Conservative lawmakers upset about the deal that House Speaker Kevin McCarthy made with President Joe Biden to end the debt ceiling crisis suggested Tuesday they may move to remove McCarthy as speaker.
What is the background?
McCarthy’s speaker election was historically contentious. It required 15 ballots, and McCarthy only succeeded after he won enough support from conservative holdouts in the House Freedom Caucus.
To earn their support, McCarthy essentially entered into a power-sharing agreement with the conservative caucus, agreed to House rule changes, and made promises about spending matters, including the debt ceiling, which was an issue at the time.
What is happening now?
After an agreement was reached over the weekend to avert default, McCarthy took a public victory lap. But privately, the White House says Democrats are the real winners of the negotiations, an assertion that conservative and moderate Republicans alike would probably agree with.

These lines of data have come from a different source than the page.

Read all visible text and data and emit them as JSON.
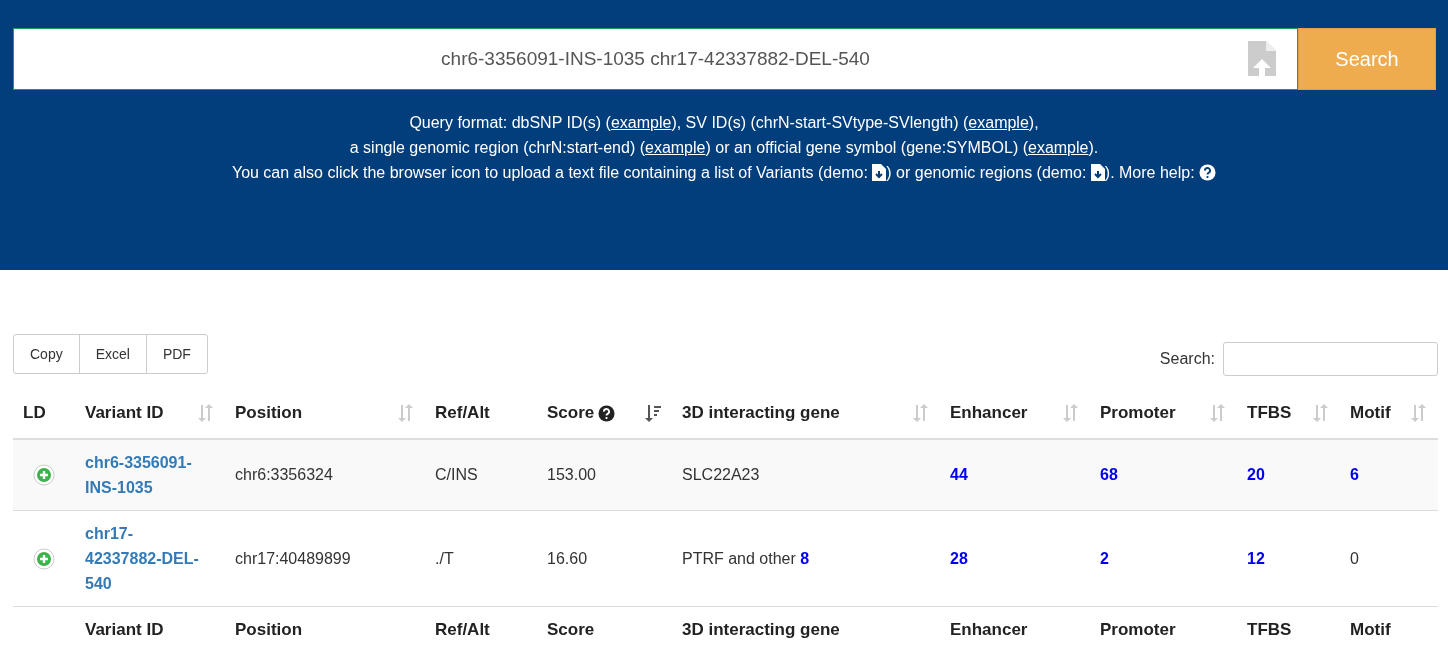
{
  "search": {
    "value": "chr6-3356091-INS-1035 chr17-42337882-DEL-540",
    "button": "Search"
  },
  "help_lines": [
    [
      {
        "kind": "text",
        "text": "Query format: dbSNP ID(s) ("
      },
      {
        "kind": "link",
        "text": "example"
      },
      {
        "kind": "text",
        "text": "), SV ID(s) (chrN-start-SVtype-SVlength) ("
      },
      {
        "kind": "link",
        "text": "example"
      },
      {
        "kind": "text",
        "text": "),"
      }
    ],
    [
      {
        "kind": "text",
        "text": "a single genomic region (chrN:start-end) ("
      },
      {
        "kind": "link",
        "text": "example"
      },
      {
        "kind": "text",
        "text": ") or an official gene symbol (gene:SYMBOL) ("
      },
      {
        "kind": "link",
        "text": "example"
      },
      {
        "kind": "text",
        "text": ")."
      }
    ],
    [
      {
        "kind": "text",
        "text": "You can also click the browser icon to upload a text file containing a list of Variants (demo: "
      },
      {
        "kind": "file"
      },
      {
        "kind": "text",
        "text": ") or genomic regions (demo: "
      },
      {
        "kind": "file"
      },
      {
        "kind": "text",
        "text": "). More help: "
      },
      {
        "kind": "help"
      }
    ]
  ],
  "export_buttons": [
    "Copy",
    "Excel",
    "PDF"
  ],
  "table_search": {
    "label": "Search:"
  },
  "columns": [
    {
      "label": "LD",
      "sortable": false,
      "help": false
    },
    {
      "label": "Variant ID",
      "sortable": true,
      "sorted_desc": false,
      "help": false
    },
    {
      "label": "Position",
      "sortable": true,
      "sorted_desc": false,
      "help": false
    },
    {
      "label": "Ref/Alt",
      "sortable": false,
      "help": false
    },
    {
      "label": "Score",
      "sortable": true,
      "sorted_desc": true,
      "help": true
    },
    {
      "label": "3D interacting gene",
      "sortable": true,
      "sorted_desc": false,
      "help": false
    },
    {
      "label": "Enhancer",
      "sortable": true,
      "sorted_desc": false,
      "help": false
    },
    {
      "label": "Promoter",
      "sortable": true,
      "sorted_desc": false,
      "help": false
    },
    {
      "label": "TFBS",
      "sortable": true,
      "sorted_desc": false,
      "help": false
    },
    {
      "label": "Motif",
      "sortable": true,
      "sorted_desc": false,
      "help": false
    }
  ],
  "rows": [
    {
      "variant_id": "chr6-3356091-INS-1035",
      "position": "chr6:3356324",
      "ref_alt": "C/INS",
      "score": "153.00",
      "gene": "SLC22A23",
      "enhancer": {
        "text": "44",
        "linked": true
      },
      "promoter": {
        "text": "68",
        "linked": true
      },
      "tfbs": {
        "text": "20",
        "linked": true
      },
      "motif": {
        "text": "6",
        "linked": true
      }
    },
    {
      "variant_id": "chr17-42337882-DEL-540",
      "position": "chr17:40489899",
      "ref_alt": "./T",
      "score": "16.60",
      "gene": "PTRF and other",
      "gene_more": "8",
      "enhancer": {
        "text": "28",
        "linked": true
      },
      "promoter": {
        "text": "2",
        "linked": true
      },
      "tfbs": {
        "text": "12",
        "linked": true
      },
      "motif": {
        "text": "0",
        "linked": false
      }
    }
  ],
  "footer_columns": [
    "Variant ID",
    "Position",
    "Ref/Alt",
    "Score",
    "3D interacting gene",
    "Enhancer",
    "Promoter",
    "TFBS",
    "Motif"
  ]
}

So on Tuesday, one Republican lawmaker floated removing McCarthy as speaker for what some conservatives view as capitulation to Biden.
“Absolutely,” Rep. Dan Bishop (R-N.C.) said when asked if McCarthy should be removed. “It is inescapable to me. It has to be done.”
Ironically, it now takes just one discontented lawmaker from either party to invoke the procedural maneuver — known as the “motion to vacate the chair” — used to remove the speaker. Restoring the single-vote motion to vacate is one of the rules to which McCarthy agreed in order to win the speakership.
Bishop, however, said he would only move forward to oust McCarthy with support from more colleagues.
“I don’t make single decisions like that alone. And so it depends on what the members who have courage [also do],” he told Politico.
Unfortunately for McCarthy, it’s not just Bishop.
According to Politico, Rep. Ken Buck (R-Colo.) raised the issue on a private call with House Freedom Caucus members on Tuesday. Buck reportedly argued that McCarthy had violated his promises to the caucus. Moreover, Rep. Chip Roy (R-Texas) accused McCarthy of a “betrayal of the power sharing arrangement that we put in place.”
How did McCarthy respond?
The speaker dismissed the criticism.
“I’m not sure what, in the bill, people are concerned about,” he said. “I think it is an easy vote for Republicans to vote for it.”
There is little doubt the agreement, known as the Fiscal Responsibility Act, will be passed in the House and Senate before the June 5 deadline. There will be, however, holdouts on both sides of the aisle.